Hint: First of all assume $$4\theta$$ equal to $$2\times 2\theta$$ and consider $$2\theta$$ as x. Now, apply the half angle formula of the tangent function given as: - $$\tan 2x={\displaystyle \frac{2\tan x}{1-{\tan }^{2}x}}$$ and simplify the expression by substituting $$x=2\theta$$. Now, again apply the half angle formula given as: - $$\tan 2\theta ={\displaystyle \frac{2\tan \theta }{1-{\tan }^2\theta }}$$ and simplify the expression further to get the answer.

Complete step by step answer:
Here, we have been provided with the trigonometric expression $$\tan 4\theta$$ and we are asked to simplify it in an expression in which we have the terms $$\tan \theta$$ only.

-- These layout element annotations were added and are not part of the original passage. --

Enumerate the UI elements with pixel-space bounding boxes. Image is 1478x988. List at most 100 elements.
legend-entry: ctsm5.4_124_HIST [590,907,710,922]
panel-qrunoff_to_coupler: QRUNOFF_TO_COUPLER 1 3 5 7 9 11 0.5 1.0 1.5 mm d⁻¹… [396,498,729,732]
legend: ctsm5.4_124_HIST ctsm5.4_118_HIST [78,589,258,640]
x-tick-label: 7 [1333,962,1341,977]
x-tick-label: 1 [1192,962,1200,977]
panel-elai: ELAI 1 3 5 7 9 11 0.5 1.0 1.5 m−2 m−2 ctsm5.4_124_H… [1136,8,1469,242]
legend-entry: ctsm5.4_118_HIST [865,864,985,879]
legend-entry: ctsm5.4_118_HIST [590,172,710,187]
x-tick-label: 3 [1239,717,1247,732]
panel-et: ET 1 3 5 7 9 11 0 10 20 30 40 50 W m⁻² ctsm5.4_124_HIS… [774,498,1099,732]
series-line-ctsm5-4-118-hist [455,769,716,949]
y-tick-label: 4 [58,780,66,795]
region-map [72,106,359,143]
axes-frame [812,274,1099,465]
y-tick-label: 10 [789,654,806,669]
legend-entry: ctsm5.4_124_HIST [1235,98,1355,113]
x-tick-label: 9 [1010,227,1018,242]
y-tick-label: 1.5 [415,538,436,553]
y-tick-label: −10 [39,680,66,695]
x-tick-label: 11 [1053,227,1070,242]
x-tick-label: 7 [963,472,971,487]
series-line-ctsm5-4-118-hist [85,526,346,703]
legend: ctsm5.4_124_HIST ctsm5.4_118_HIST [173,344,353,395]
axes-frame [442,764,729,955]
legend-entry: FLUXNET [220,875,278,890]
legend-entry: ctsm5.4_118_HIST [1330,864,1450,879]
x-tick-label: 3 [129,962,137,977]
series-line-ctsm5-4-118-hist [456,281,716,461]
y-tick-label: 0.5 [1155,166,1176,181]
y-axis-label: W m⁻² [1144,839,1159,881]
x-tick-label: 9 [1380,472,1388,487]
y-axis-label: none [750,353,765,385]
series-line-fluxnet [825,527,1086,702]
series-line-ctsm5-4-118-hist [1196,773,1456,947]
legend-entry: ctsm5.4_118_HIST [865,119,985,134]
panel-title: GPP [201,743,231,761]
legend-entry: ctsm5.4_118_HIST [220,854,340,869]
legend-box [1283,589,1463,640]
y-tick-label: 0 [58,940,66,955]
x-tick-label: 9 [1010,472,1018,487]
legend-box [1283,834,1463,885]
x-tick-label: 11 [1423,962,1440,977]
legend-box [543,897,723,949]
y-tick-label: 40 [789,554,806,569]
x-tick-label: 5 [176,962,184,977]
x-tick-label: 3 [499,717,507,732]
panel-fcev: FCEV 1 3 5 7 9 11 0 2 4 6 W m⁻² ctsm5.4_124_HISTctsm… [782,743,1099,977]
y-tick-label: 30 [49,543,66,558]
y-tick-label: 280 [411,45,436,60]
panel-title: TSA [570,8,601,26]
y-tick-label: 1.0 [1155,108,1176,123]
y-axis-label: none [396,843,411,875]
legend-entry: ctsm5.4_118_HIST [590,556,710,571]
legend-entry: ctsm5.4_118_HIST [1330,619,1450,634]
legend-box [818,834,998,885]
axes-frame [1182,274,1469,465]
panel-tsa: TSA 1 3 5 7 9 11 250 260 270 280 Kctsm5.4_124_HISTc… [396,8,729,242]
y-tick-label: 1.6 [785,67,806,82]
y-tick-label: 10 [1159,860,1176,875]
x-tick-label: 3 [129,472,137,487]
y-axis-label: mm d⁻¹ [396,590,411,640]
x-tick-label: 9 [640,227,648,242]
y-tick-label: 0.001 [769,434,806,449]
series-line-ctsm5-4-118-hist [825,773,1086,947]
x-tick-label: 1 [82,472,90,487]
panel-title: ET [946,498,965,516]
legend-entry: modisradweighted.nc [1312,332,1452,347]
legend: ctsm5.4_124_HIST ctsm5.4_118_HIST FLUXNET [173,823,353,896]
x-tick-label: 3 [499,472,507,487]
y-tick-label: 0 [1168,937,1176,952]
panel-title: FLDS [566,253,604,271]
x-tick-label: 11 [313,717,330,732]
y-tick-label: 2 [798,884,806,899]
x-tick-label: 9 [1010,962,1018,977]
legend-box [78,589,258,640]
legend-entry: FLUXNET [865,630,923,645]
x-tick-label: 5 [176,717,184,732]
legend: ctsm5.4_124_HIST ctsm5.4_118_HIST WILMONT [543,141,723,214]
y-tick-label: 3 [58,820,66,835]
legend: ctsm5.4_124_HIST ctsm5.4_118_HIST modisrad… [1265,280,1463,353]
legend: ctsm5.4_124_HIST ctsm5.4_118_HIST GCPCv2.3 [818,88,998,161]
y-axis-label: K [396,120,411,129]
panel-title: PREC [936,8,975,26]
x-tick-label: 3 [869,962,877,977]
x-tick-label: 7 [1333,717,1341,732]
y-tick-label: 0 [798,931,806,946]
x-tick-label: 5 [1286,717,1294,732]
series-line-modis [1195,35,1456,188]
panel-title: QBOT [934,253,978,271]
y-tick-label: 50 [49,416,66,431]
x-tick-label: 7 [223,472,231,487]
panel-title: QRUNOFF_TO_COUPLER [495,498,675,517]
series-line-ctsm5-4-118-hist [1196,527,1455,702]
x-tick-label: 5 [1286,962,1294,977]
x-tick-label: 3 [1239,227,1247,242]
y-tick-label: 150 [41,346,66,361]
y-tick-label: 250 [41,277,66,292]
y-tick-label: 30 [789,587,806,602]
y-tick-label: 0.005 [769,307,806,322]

Now, the angle $$4\theta$$ means we have a $$4^{th}$$ multiple of angle $$\theta$$. We can write $$4\theta$$ as $$2\times 2\theta$$. Now, let us assume $$2\theta$$ equal to x, so the angle becomes 2x. Therefore, the expression can be written as: -
$$\Rightarrow \tan 4\theta =\tan 2x$$
Applying the half angle formula given as: - $$\tan 2x={\displaystyle \frac{2\tan x}{1-{\tan }^{2}x}}$$, we get,
$$\Rightarrow \tan 4\theta ={\displaystyle \frac{2\tan x}{1-{\tan }^{2}x}}$$
Substituting $$x=2\theta$$, we get,
$$\Rightarrow \tan 4\theta ={\displaystyle \frac{2\tan 2\theta }{1-{\tan }^{2}2\theta }}$$
Now, again applying the half angle formula given as: - $$\tan 2\theta ={\displaystyle \frac{2\tan \theta }{1-{\tan }^2\theta }}$$, we get,
$$\begin{array}{rl}& \Rightarrow \tan 4\theta ={\displaystyle \frac{2\left({\displaystyle \frac{2\tan \theta }{1-{\tan }^2\theta }}\right)}{1-\tan {\left({\displaystyle \frac{2\tan \theta }{1-{\tan }^2\theta }}\right)}^2}}\\ & \Rightarrow \tan 4\theta ={\displaystyle \frac{\left({\displaystyle \frac{4\tan \theta }{1-{\tan }^2\theta }}\right)}{{\displaystyle \frac{{(1-{\tan }^2\theta )}^2-4{\tan }^2\theta }{{(1-{\tan }^2\theta )}^2}}}}\end{array}$$
On simplification we get,
$$\Rightarrow \tan 4\theta ={\displaystyle \frac{4\tan \theta }{{(1-{\tan }^2\theta )}^2-4{\tan }^2\theta }}\times {\displaystyle \frac{{(1-{\tan }^2\theta )}^2}{(1-{\tan }^2\theta )}}$$
Cancelling the common factors, we get,
$$\begin{array}{rl}& \Rightarrow \tan 4\theta ={\displaystyle \frac{4\tan \theta (1-{\tan }^2\theta )}{1+{\tan }^4\theta -2{\tan }^2\theta -4{\tan }^2\theta }}\\ & \Rightarrow \tan 4\theta ={\displaystyle \frac{4\tan \theta -4{\tan }^3\theta }{1+{\tan }^4\theta -6{\tan }^2\theta }}\end{array}$$
Hence, the above expression is our answer.

Note:
One may note that the half angle formula is derived by using the basic tangent formula given as: - $$\tan (x+y)={\displaystyle \frac{\tan x+\tan y}{1-\tan x\tan y}}$$ where both x and y are considered equal. Note that you can also use the relation $$\tan 4\theta =\tan (\theta +3\theta )$$ to solve the question where $$\tan 3\theta$$ is given as: - $$\tan 3\theta ={\displaystyle \frac{3\tan \theta -{\tan }^3\theta }{1-3{\tan }^2\theta }}$$. It is important for you to remember all the half angle relations of sine, cosine and tangent functions.